Taylor Swift never went to university but that doesn’t mean she hasn’t found a place in academia. So it goes that in 2022 when she spoke to the graduating class of New York University upon receiving an honorary doctorate of fine arts, she spoke of change, adding, “I never got to have the normal college experience, per se, [but] I’m a big advocate for not hiding your enthusiasm for things.”

Stepping into both enthusiasm and progress, the University of Guelph is joining a growing number of academic institutions across the world in studying the impact of Taylor Swift – songwriter, singer, performer, producer, director, businesswoman, actor, advocate, icon.

Icons of Popular Music, an OpenEd, online, general course co-designed by Dr. Alyssa Woods, professor of popular music, in the School of Fine Art and Music in the College of Arts, and Dr. Robert Edwards, scholar of religion and popular culture and U of G sessional lecturer, will be made available for the first time in Winter 2025.

Taylor Swift, invisible strings and the art of a good bridge

What makes U of G’s offering unique is that unlike other schools focusing on one aspect of Swift – her literary legacy, her use of symbolism or her savvy plan to reclaim her recordings – it will navigate the labyrinth of ways that popular music and popular culture intersect with art, literature, gender, sexuality, race, religion, politics, feminism, celebrity, fandom, business acumen, the economy and the law.

Dr. Alyssa Woods

The invisible string that bridges them all is the mastermind, Miss Taylor Alison Swift. And if there is one thing she knows how to do, it is to construct the perfect bridge.

“Taylor Swift is not just a singer or a pop star,” Edwards says. “Popular music is such a pervasive element of our culture and so really any artist that rises to this level of popularity and success becomes a pervasive element of our culture.”

The 12-week course is available to any student regardless of their major – there is no pre-requisite – as well as the public. Woods and Edwards were intentional about making the course as accessible as possible. It is distance-ed, entirely online and asynchronous, meaning students will approach the content at their own pace, with no scheduled class times.

The critical thinking and analysis skills foundational to the course offer a different way to approach critical engagement, which extends to an education of any discipline, Woods says.

“That’s the core,” she explains. “Taylor Swift is like a case study, or a lens to look at this through. It really speaks to the interdisciplinary nature of popular music studies.”
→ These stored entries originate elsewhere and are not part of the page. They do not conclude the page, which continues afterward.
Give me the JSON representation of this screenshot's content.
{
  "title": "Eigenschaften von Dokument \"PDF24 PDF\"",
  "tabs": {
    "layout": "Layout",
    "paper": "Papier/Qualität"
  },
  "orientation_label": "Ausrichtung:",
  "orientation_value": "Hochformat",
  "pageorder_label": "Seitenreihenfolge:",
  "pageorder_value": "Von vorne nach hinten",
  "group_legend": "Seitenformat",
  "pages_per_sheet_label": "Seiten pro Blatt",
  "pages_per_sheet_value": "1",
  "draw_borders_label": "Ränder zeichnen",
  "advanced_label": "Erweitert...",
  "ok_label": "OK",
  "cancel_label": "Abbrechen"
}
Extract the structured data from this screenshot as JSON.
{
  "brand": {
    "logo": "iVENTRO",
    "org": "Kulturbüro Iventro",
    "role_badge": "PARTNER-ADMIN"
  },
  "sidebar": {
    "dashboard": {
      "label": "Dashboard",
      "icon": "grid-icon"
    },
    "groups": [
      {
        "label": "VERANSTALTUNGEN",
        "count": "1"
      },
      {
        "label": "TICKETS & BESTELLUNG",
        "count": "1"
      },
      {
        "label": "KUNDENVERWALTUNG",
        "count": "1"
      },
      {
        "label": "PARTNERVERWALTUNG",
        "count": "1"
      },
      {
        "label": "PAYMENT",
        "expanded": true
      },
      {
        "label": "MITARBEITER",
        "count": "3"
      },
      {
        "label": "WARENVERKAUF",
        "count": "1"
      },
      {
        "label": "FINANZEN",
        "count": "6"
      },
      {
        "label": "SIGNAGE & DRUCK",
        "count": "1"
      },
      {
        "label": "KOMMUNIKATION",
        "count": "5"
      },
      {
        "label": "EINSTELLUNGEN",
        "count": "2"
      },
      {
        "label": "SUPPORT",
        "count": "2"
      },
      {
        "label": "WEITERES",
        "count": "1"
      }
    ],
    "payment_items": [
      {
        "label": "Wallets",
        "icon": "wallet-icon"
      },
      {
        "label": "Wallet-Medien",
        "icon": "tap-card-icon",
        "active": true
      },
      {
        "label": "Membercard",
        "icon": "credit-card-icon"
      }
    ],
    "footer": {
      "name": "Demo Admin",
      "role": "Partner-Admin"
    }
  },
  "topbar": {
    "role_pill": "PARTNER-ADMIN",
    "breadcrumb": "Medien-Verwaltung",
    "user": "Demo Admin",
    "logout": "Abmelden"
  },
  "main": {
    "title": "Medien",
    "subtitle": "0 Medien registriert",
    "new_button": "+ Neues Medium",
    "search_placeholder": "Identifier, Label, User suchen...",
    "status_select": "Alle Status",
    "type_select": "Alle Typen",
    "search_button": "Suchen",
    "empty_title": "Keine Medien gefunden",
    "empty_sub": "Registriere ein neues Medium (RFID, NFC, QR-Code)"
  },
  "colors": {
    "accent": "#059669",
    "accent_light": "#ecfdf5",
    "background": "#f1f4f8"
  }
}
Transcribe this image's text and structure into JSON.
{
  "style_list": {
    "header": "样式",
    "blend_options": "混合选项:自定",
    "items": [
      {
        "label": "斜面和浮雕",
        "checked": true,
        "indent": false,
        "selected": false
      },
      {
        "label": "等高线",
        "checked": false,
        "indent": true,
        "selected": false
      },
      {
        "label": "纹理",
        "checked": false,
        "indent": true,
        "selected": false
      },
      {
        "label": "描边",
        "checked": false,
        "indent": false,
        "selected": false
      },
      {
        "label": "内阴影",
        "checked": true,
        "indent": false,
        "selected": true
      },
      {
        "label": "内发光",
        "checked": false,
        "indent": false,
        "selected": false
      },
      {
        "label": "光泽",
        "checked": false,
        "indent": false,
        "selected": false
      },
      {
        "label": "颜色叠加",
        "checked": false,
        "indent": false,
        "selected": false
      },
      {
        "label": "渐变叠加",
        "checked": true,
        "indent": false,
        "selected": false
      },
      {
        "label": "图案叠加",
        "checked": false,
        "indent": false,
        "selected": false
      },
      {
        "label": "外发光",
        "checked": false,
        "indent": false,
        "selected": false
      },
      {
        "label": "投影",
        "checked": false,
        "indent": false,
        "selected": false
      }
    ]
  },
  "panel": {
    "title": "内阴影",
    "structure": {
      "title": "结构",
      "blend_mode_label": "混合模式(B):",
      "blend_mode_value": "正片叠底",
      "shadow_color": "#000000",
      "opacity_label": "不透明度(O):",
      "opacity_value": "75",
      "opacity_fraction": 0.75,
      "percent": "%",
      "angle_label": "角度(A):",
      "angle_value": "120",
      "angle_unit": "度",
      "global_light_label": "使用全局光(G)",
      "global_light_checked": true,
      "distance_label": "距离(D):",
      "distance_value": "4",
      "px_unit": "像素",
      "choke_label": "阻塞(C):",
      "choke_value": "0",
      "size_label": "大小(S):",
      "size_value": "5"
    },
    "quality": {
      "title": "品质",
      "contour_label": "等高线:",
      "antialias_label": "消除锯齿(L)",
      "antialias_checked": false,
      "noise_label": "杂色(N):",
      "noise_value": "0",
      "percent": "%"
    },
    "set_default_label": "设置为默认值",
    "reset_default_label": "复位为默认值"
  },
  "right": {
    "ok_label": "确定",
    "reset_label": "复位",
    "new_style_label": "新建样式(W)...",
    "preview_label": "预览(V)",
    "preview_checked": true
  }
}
The end game here is a course designed for flexibility so that down the road, each learning module can be adapted and applied evermore to similar global icons.

U.S. politics, The Eras Tour and Taylor Swift criticism

And to those who “gonna hate, hate, hate,” the pair say that type of criticism is nothing new to educators who have spent their career advocating for the value of an arts and humanities education.

“There is intrinsic value to the conversations we’ll be having,” Edwards says. “It’s not just talking about Taylor Swift. We’re talking about the current state of politics in the U.S., how Taylor engages with and affects the body image of teens, how The Eras Tour has shifted the way tickets sales now work for all concerts.”

Like the Swiftposium that took place earlier this year in Australia, you can dissect Swift’s lyrics looking for symbolism where metaphor abounds, explore her decision to re-record her first six albums so they remain in her ownership, remark at the way she brings people of all ages and races together in a shared experience of girlhood that embraces all genders and truly embodies inclusivity, authenticity and joy, or observe how her brand brings millions of dollars to local economies on tour stops, the music business in general and even the NFL.

Long story short; Icons of Popular Music will cover it all.

“The fact that we’re seeing this with a female artist is not insignificant,” Woods says. “She writes her own music and controls a lot of the elements of her identity, her business and her brand. This is a mass cultural impact we are witnessing.”

When Swift speaks, an unprecedented number of people are listening, Edwards points out. “It begs the larger question – does she affect a fundamental ideological worldview shift in people?”

Perhaps that is a question already answered all too well, in another signature Easter egg, by Swift herself.

“Everything I do is an extension of my writing,” she told that NYU class back in 2022. “It’s just a continuation of the idea that we are so many things, all the time.”